Fusion power is also a great example of how it is easier to make broad predictions rather than detailed ones. Given the current state of investment and research, in addition to the undeniable benefits, it seems like a safe bet that we will develop fusion power. In fact, I would bet that fusion power will dominate for most of our future, especially as we move out into the solar system and farther away from the sun.  Predicting, however, which approach to fusion will eventually win out is much harder. There are several competing approaching. One is to use magnetic confinement, with the most advanced prototypes using a torus-type shape (tokamak design) and powerful superconducting magnets to maintain a fuel plasma at very high temperature and pressures. These reactors have achieved fusion, but not sustained fusion, and cannot produce more net energy than they consume. There is also the pinch method of magnetic confinement, which attempts to squeeze a stream of plasma to high density. The leading contender for a tokamak fusion reactor is the ITER, which will begin low power test operations in 2025.

The main competitor to magnetic confinement is inertial confinement, physically squeezing down the fuel to a density which produces fusion. The primary method of doing this uses multiple powerful lasers to heat a chamber which then implodes down onto the fuel. Perhaps the leading project here is the National Ignition Facility. They have also produced fusion, and even “burning plasma” where some of the fusion is produced by energy from the fusion itself. But still they have not generated net energy, but they are a little bit ahead in the race. Bob and I in particular have been debating which approach is more likely to cross the finish line first.

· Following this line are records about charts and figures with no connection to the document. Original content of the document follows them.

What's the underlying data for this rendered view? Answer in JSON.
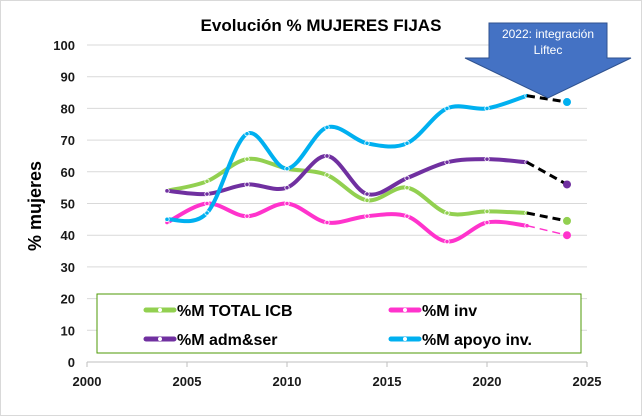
{
  "chart_data": {
    "type": "line",
    "title": "Evolución  % MUJERES FIJAS",
    "xlabel": "",
    "ylabel": "% mujeres",
    "xlim": [
      2000,
      2025
    ],
    "ylim": [
      0,
      100
    ],
    "xticks": [
      2000,
      2005,
      2010,
      2015,
      2020,
      2025
    ],
    "yticks": [
      0,
      10,
      20,
      30,
      40,
      50,
      60,
      70,
      80,
      90,
      100
    ],
    "grid": "horizontal",
    "legend": "bottom-inside",
    "series": [
      {
        "name": "%M TOTAL ICB",
        "color": "#92d050",
        "x": [
          2004,
          2006,
          2008,
          2010,
          2012,
          2014,
          2016,
          2018,
          2020,
          2022
        ],
        "values": [
          54,
          57,
          64,
          61,
          59,
          51,
          55,
          47,
          47.5,
          47
        ],
        "projection": {
          "x": [
            2022,
            2024
          ],
          "values": [
            47,
            44.5
          ]
        }
      },
      {
        "name": "%M inv",
        "color": "#ff33cc",
        "x": [
          2004,
          2006,
          2008,
          2010,
          2012,
          2014,
          2016,
          2018,
          2020,
          2022
        ],
        "values": [
          44,
          50,
          46,
          50,
          44,
          46,
          46,
          38,
          44,
          43
        ],
        "projection": {
          "x": [
            2022,
            2024
          ],
          "values": [
            43,
            40
          ]
        }
      },
      {
        "name": "%M adm&ser",
        "color": "#7030a0",
        "x": [
          2004,
          2006,
          2008,
          2010,
          2012,
          2014,
          2016,
          2018,
          2020,
          2022
        ],
        "values": [
          54,
          53,
          56,
          55,
          65,
          53,
          58,
          63,
          64,
          63
        ],
        "projection": {
          "x": [
            2022,
            2024
          ],
          "values": [
            63,
            56
          ]
        }
      },
      {
        "name": "%M apoyo inv.",
        "color": "#00b0f0",
        "x": [
          2004,
          2006,
          2008,
          2010,
          2012,
          2014,
          2016,
          2018,
          2020,
          2022
        ],
        "values": [
          45,
          47,
          72,
          61,
          74,
          69,
          69,
          80,
          80,
          84
        ],
        "projection": {
          "x": [
            2022,
            2024
          ],
          "values": [
            84,
            82
          ]
        }
      }
    ],
    "annotation": {
      "line1": "2022: integración",
      "line2": "Liftec",
      "fill": "#4472c4"
    }
  }
}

And then, just recently, both of us get blind-sided by a new contender – projectile fusion. This is an entirely different approach to fusion power (although is still considered inertial confinement). Basically a target containing fuel for fusion is dropped into a reaction chamber. A high velocity projectile is then shot at about 20 times the speed of sound into the target as it’s falling. The impact causes shockwaves that produce cavitation that then collapses inward onto the pellet of fuel, rapidly squeezing it down to the point of fusion (and accelerating it to 200 times the speed of sound). This causes a burst of fusion which releases a tremendous amount of heat. That heat is absorbed by liquid lithium in the reaction chamber, which then heats water which turns into steam to turn a turbine to generate electricity. So instead of attempting to produce sustained fusion, they are just trying to produce bursts of fusion. They have already achieved fusion, but again have not produced net energy and will have to build a larger facility in hopes of doing that.

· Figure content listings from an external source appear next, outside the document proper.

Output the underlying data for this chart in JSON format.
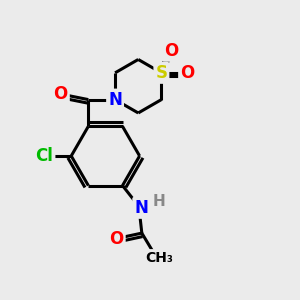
{
  "background_color": "#ebebeb",
  "bond_color": "#000000",
  "bond_width": 2.2,
  "atom_colors": {
    "O": "#ff0000",
    "N": "#0000ff",
    "Cl": "#00bb00",
    "S": "#cccc00",
    "C": "#000000",
    "H": "#888888"
  },
  "font_size": 12,
  "fig_size": [
    3.0,
    3.0
  ],
  "dpi": 100
}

This is the kind of innovation that makes predicting the details of future technology nearly impossible. We now have three main contenders for fusion technology, and at least one underdog (the pinch method). It is high probability that one or more of these methods will be producing fusion power in the future. But we cannot say which technology will win, or if multiple approaches will succeed, or if some entirely new approach will eclipse them all. It’s also hard to say how long it will take. Will we have fusion in 20 year? I think it’s unlikely but not impossible. How about 50 years? That is more of a coin-flip. What about 100 year? That seems like almost a certainty (but again, people in the future may look back at my naive predictions and smile). Further still, if and when we do develop fusion power, how will that affect the world? How will it mesh with other advancing energy technologies, like solar power? Will it have implications for other technologies, like space travel?

We explore all of these questions, about dozens of technologies. We also explore the plausibility of sci-fi technologies that are now only a dream. Does anti-gravity have any plausibility? Will quantum computing change the world, have only extreme niche applications, or fizzle out entirely? Throughout we try to blend our enthusiasm with hard skepticism.

Exploring these questions is a lot of fun, and along the way we learned a great deal about current cutting edge technologies, and the history of science and technology.